About three months ago we gave a circumstantial report (with photo) of the death of Pte. David Walling, Northumberland Fusiliers, son of Mr. and Mrs. Walling, 20, Clifford Street, who had been killed in action in France. Pte. Walling was first reported missing (April 11th), but shortly afterwards a letter was received from a Barnoldswick comrade, Pte. W. Smith, giving particulars of the time and place of his death, which in the absence of official news, the family felt constrained to accept as authentic. After a lapse of several weeks, however, the hopes of the family were suddenly revived by the receipt of a telegram signed “David,” which had been sent from St. Pancras, from which it was inferred that the sender might be expected home on the morrow. The telegram, somewhat ambiguously worded, was addressed to a resident in a neighbouring street whose wife, evidently unacquainted with the sender, jumped to the conclusion that it was intended for a married sister of Pte. Walling (who bore the same surname as the recipient), and living in the same street to whom the telegram was ultimately handed. Quite naturally the parents clung to the hope that the report of his death night prove erroneous, and that they would have the supreme pleasure of welcoming their son back from the dead. Thus for two or three whole days were they kept in a ferment of expectation and uncertainty, meeting every train, but alas! “no David.” After a further period of agonizing suspense, and ready to clutch at every alternative, the parents communicated with another son who is in training near London, asking him to make enquiries, on the off-chance that David might have been unavoidably detained in London or might be suffering from temporary loss of memory. The consent of the military authorities was readily granted on the position being explained to them, and for two days the young man prosecuted a diligent search round the military hospitals and Red Cross Agencies, with no better result. At length, however, the tangle has been unravelled by an official announcement from the War Office confirming the death of Pte. Walling, as having occurred on April 11th. He was 25 years of age and married Tho case has naturally aroused a good deal of local interest, and the family have been the recipients of numerous sympathetic letters and enquiries.

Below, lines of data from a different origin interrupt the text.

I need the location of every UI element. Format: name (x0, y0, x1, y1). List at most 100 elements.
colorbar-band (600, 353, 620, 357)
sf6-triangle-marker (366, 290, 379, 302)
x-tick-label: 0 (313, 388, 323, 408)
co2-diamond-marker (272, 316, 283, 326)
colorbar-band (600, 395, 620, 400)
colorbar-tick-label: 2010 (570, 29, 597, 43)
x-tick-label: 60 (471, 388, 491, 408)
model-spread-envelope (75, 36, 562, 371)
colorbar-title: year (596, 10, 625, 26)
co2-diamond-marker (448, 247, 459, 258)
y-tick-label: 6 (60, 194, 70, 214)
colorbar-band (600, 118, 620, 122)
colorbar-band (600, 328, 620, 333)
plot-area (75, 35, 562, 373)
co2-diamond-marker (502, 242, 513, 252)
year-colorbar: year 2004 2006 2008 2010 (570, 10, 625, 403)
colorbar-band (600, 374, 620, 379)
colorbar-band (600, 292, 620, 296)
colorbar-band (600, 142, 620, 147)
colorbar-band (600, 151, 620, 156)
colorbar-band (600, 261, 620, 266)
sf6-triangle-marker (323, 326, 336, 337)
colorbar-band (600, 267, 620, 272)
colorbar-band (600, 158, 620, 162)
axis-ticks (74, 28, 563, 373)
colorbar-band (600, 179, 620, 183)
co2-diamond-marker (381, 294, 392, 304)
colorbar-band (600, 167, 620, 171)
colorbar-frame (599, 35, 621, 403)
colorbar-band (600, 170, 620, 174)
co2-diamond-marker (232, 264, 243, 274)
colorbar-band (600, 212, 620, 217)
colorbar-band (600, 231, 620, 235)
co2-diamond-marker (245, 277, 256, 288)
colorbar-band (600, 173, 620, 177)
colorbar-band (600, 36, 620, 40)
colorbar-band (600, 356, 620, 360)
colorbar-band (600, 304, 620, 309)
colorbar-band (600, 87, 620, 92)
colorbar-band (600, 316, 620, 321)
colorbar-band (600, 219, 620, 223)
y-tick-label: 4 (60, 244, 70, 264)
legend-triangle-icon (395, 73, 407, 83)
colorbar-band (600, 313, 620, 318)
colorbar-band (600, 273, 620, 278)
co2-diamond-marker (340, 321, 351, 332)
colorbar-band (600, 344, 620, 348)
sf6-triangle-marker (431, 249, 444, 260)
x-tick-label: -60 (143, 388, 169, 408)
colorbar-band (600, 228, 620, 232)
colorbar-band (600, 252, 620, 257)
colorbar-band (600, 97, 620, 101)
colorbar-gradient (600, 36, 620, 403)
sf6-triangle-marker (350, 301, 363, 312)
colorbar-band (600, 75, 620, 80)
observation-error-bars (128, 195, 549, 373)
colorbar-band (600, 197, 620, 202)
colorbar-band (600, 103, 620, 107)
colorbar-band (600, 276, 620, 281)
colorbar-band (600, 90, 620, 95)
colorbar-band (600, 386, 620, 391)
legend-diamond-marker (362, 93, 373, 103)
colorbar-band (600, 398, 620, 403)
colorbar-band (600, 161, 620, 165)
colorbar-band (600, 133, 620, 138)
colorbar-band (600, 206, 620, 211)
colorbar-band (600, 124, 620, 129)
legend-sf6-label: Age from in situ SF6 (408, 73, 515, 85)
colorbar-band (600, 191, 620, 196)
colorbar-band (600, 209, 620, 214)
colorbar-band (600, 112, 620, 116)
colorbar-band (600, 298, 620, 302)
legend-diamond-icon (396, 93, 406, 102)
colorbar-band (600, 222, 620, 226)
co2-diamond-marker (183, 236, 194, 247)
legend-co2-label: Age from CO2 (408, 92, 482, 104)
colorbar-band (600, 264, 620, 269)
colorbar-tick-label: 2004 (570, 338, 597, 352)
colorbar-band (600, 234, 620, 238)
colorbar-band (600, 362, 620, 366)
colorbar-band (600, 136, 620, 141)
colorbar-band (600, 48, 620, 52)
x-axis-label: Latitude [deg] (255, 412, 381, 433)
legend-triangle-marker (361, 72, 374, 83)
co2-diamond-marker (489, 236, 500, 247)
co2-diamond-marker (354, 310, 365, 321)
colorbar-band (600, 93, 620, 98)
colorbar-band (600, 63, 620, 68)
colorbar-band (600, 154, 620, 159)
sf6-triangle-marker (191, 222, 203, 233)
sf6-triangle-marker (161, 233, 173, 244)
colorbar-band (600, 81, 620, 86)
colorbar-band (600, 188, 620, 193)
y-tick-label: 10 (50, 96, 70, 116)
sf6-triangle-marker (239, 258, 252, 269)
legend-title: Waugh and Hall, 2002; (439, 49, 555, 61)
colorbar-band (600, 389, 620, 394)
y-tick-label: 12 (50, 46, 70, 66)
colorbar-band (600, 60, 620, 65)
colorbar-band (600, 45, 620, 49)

On Wednesday Mr. and Mrs. Walling received a letter from a Barnoldswick comrade in the same regiment, stating that their younger son, Pte. James Walling, Duke of Wellington’s Regiment, had been slightly wounded by shrapnel in the right knee, after being in France six months.

17 August 1917

BARNOLDSWICK

ANOTHER TELEGRAM MYSTERY

A short time ago Mrs. James Parkinson, Bankfield Street, whose husband has been a prisoner of war in Germany over two years, received a telegram signed “Jim,” informing her that the sender might be expected to arrive by a certain train. The telegram, which had been handed in at Lancaster, was addressed to a house in Colin Street, where Mrs. Parkinson and her husband formerly resided. The family were naturally elated at the receipt of such unexpected news, but as in the case of Pte. Walling their hopes were falsified, though as yet no solution of the mystery has been reached. If, as some people are inclined to suspect, it has been done for a hoax, it is a particularly heartless one, for which the perpetrator deserves to smart.

30 August 1918

Barnoldswick Prisoner

On Sunday Mr. and Mrs. F. Walling, 20, Clifford Street, Barnoldswick, were re-assured on receiving a post card from their son, Pte. Jas. Walling, West Riding Regiment, stating that he was a prisoner in Germany and quite well. Only two days previously they had received an official intimation that he had been missing since 22nd July. Mr. and Mrs. Walling have had one son killed in the war.